In 2001, he famously converted to Jehovah’s Witness, and admitted to proselytizing by going door to door handing out copies of Watchtower magazine. In 2013, when he appeared onstage at the Grammy Awards with a cane, it was revealed that, as blood transfusions are not allowed by his faith, he refused to get a double hip replacement. But he was famously openhanded, and that cannot be attributed simply to his religion. Over the course of his career, he had donated generously to scholarships, AIDS foundations, musical institutions, and urban farming initiatives.

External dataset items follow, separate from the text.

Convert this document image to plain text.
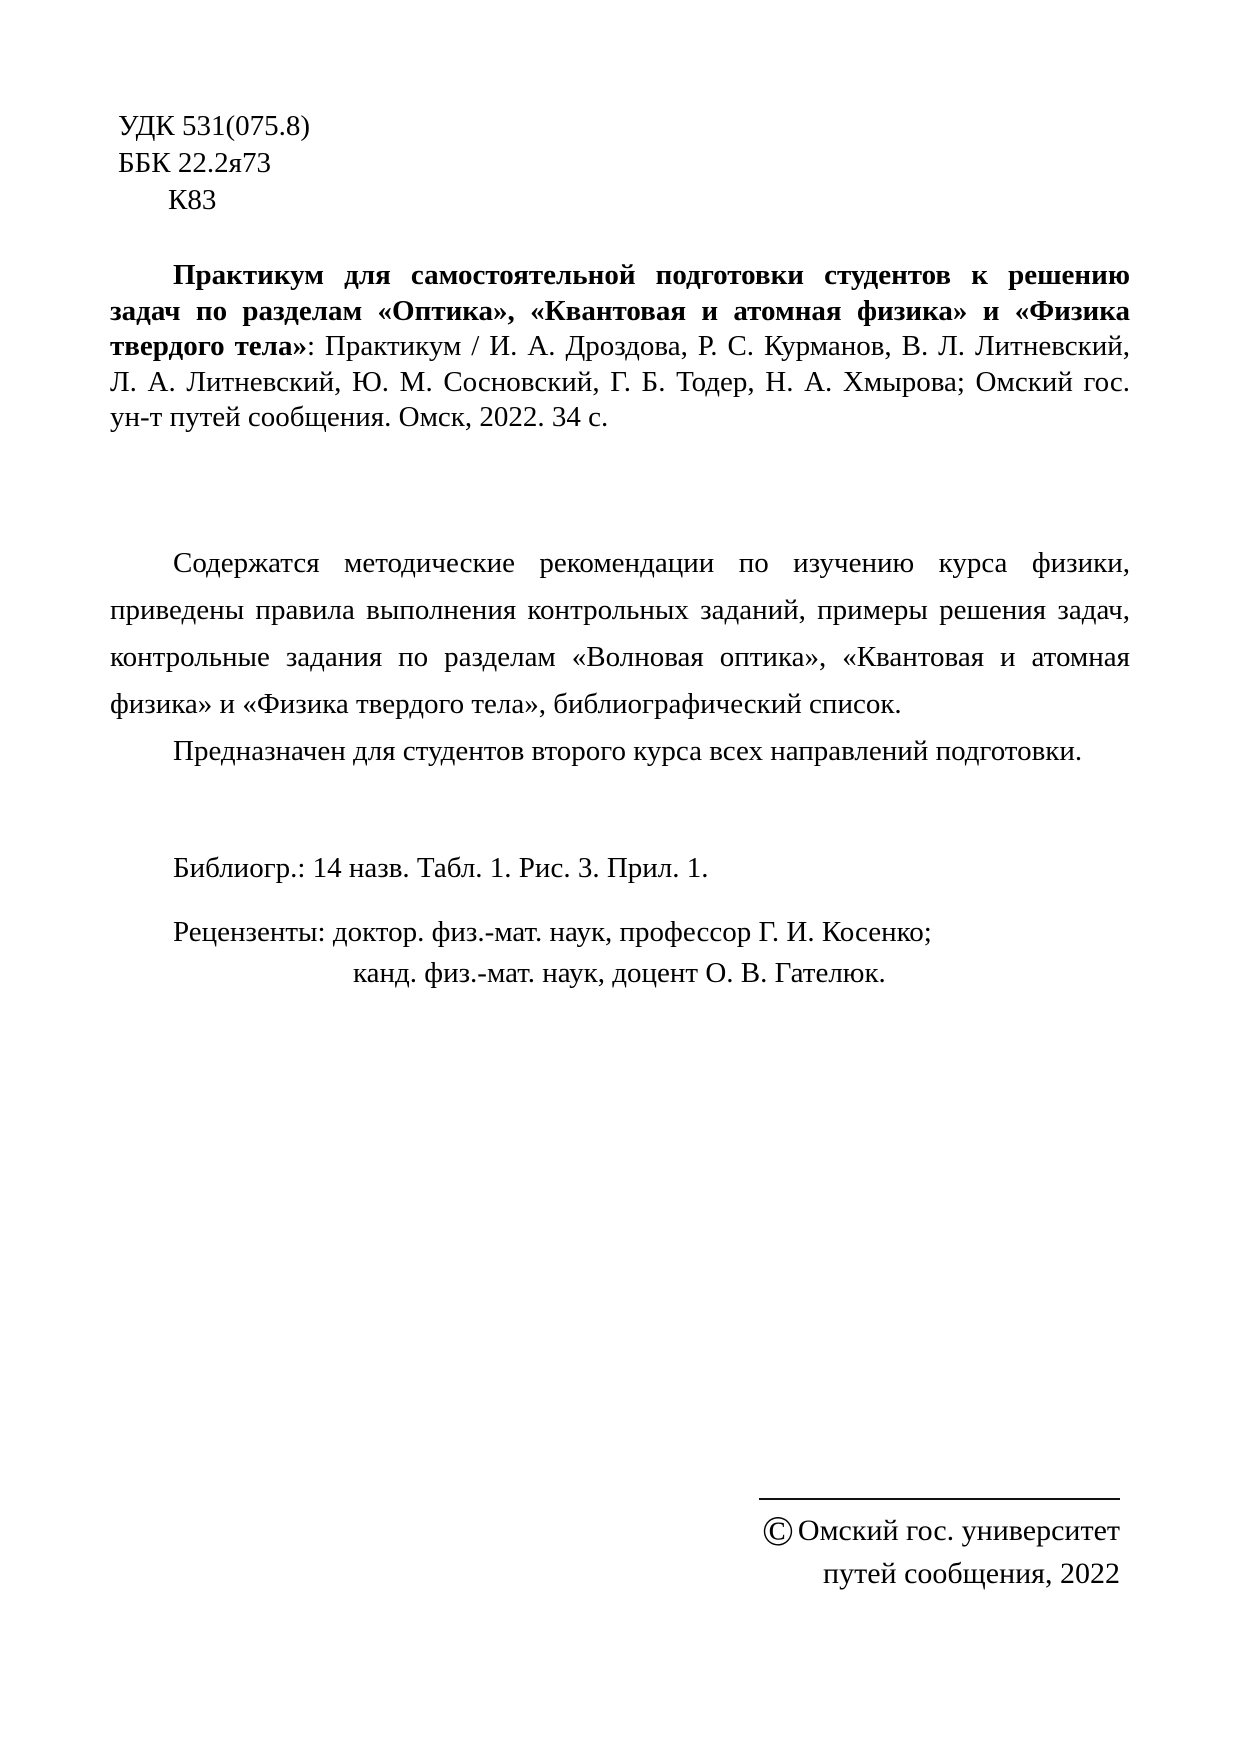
УДК 531(075.8)
ББК 22.2я73
К83

Практикум для самостоятельной подготовки студентов к решению задач по разделам «Оптика», «Квантовая и атомная физика» и «Физика твердого тела»: Практикум / И. А. Дроздова, Р. С. Курманов, В. Л. Литневский, Л. А. Литневский, Ю. М. Сосновский, Г. Б. Тодер, Н. А. Хмырова; Омский гос. ун-т путей сообщения. Омск, 2022. 34 с.

Содержатся методические рекомендации по изучению курса физики, приведены правила выполнения контрольных заданий, примеры решения задач, контрольные задания по разделам «Волновая оптика», «Квантовая и атомная физика» и «Физика твердого тела», библиографический список.

Предназначен для студентов второго курса всех направлений подготовки.

Библиогр.: 14 назв. Табл. 1. Рис. 3. Прил. 1.

Рецензенты: доктор. физ.-мат. наук, профессор Г. И. Косенко;
канд. физ.-мат. наук, доцент О. В. Гателюк.
© Омский гос. университет
путей сообщения, 2022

Since the death of Michael Jackson, we’ve gotten better at the way we deal with the deaths of the prime movers of our culture. Still, it’s an odd thought to consider our response when celebrities pass on. There will be many memories surfaced, tears shed, and tearful DJ nights in the coming weeks. In the spirit of Prince’s generosity, the entire Complex staff sends its thoughts and prayers to his friends and family, and to everyone he touched with his spirit, films, and music.
But mostly, we’d like to thank Prince, for everything you taught us. We see more depth in the world based on the strength of your art, and your death is a reminder that, at the core of our world are people like you, brave weirdos committed to individuality, no matter what anyone thinks.
As you once said, despite everything, no one can dictate who you are to other people. Thank you for this lesson, and so many others.